“Thousands of Californians are suffering from untreated schizophrenia spectrum and psychotic disorders, leading to risks to their health and safety and increased homelessness, incarceration, hospitalization, conservatorship and premature death,” the legislative counsel wrote about SB-1338, the Community Assistance, Recovery and Empowerment (CARE) Court Program.
The Pacific Palisades Task Force on Homelessness have watched with dismay when they realize someone needs help, but if that person refuses it, there’s nothing that these volunteers can do. They’ve worked with at least three different parents of homeless. Parents watch in anguish, with no options, because they are not allowed to seek help for their young adult children.
CARE supposedly will allow loved ones to act sooner.
But like many well-intentioned programs, the most serious flaw of this one is it is voluntary. The person who is mentally ill has to agree to the program.
In a Zoom meeting on August 26, Andres Lizardo (Norwalk Court Operations Manager), Linda Boyd (Program manager III for the Department of Mental Health) and Caitlin McCann (CARE court Coordinator Attorney) described the process.
To be eligible to enter this program, one has to be 18 or older, be schizophrenic or have another psychotic disease. It has to be shown that the mental health of the person is substantially deteriorating, and the person is unlikely to survive without community support.
Before SB-1338, families, roommates, or even a first responder could not request an individual be seen by the court – no matter how outlandish that person’s actions might seem.
Now, a parent can file a CARE form and show evidence of a recent involuntary hold.

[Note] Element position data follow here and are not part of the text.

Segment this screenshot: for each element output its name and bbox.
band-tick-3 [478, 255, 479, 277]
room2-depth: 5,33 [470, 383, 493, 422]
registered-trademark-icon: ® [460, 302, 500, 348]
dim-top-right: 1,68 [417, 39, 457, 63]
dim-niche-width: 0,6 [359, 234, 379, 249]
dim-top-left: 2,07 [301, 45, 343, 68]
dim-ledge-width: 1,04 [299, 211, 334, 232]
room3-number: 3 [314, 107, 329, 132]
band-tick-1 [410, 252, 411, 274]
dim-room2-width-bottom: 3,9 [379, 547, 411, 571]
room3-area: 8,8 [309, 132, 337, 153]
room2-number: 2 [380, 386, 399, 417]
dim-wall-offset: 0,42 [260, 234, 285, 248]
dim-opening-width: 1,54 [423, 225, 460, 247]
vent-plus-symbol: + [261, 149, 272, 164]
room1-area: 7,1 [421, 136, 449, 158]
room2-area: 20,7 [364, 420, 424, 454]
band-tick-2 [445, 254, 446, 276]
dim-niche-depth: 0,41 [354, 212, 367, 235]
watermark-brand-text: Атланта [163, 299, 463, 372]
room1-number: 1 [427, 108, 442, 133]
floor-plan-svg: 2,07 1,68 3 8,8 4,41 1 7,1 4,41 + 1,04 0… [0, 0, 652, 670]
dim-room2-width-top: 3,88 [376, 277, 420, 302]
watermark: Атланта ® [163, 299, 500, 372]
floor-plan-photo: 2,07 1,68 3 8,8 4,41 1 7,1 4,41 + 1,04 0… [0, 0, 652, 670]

It can be done electronically at lacourt.org or in person.
After filing, an assessment will be done of the individual. Then a determination will be made of possible treatment, and oversight and implementation hearings will be done. There will be ongoing monitoring and evaluation.
The person being brought to court has to agree to enter the one-year program, because it is voluntary.
The care provided to the individual is required to be least restrictive.
During the Zoom call, the panel said that 230 cases have been filed since the program began in December and they are working on 171 cases. Of those, 20 people have entered into an agreement.
When a case is accepted, the person is automatically given an attorney. There are 50 attorneys with mental health experience, waiting to help clients, according to McCann.
The panelists were asked, if a person says ‘no thank you’ to the CARE program, then what?
Then a judge could still order the CARE program if he/she feels the criteria have been met.
Or there’s always the possibility the person with psychosis could say “not today” and then come back in the future.
At the end of a year, those in the program “graduate,” or they can elect to stay in the program, or they can be asked to stay by a mental health worker.
There are no graduates yet, since the program began in December 2023.
There was initial funding with $26 million for the first counties that implemented the plan and $31 million for all other counties, such as LA. All counties are required to implement CARE by December 2024.
The panel, which has experience with patients with mental illness was asked if they could wave a magic wand to fix the problem, what they would do.
The answer was fast, “Involuntary drug treatment, so the person could see what life is like, again. Or some mandatory medicine, to shut up the voices in their heads, so we could help them,” was the answer.
Elyn Saks eloquently wrote about her schizophrenia in the book “The Center Cannot Hold.”
At one point in her life, Saks, who is now an associate dean at the USC Gould School of Law convinced her doctor, Kaplan [a pseudonym], to lower her dosage of Zyprexa. But, she starts to experience a return of the disease.
“For some reason, I decided that Kaplan and Steve (her friend) were imposters. They looked the same, they sounded the same, they were identical in every way to the originals – but they’d been replaced by someone or something. Was it the work of alien beings? I had no way of knowing, but I was terrified.”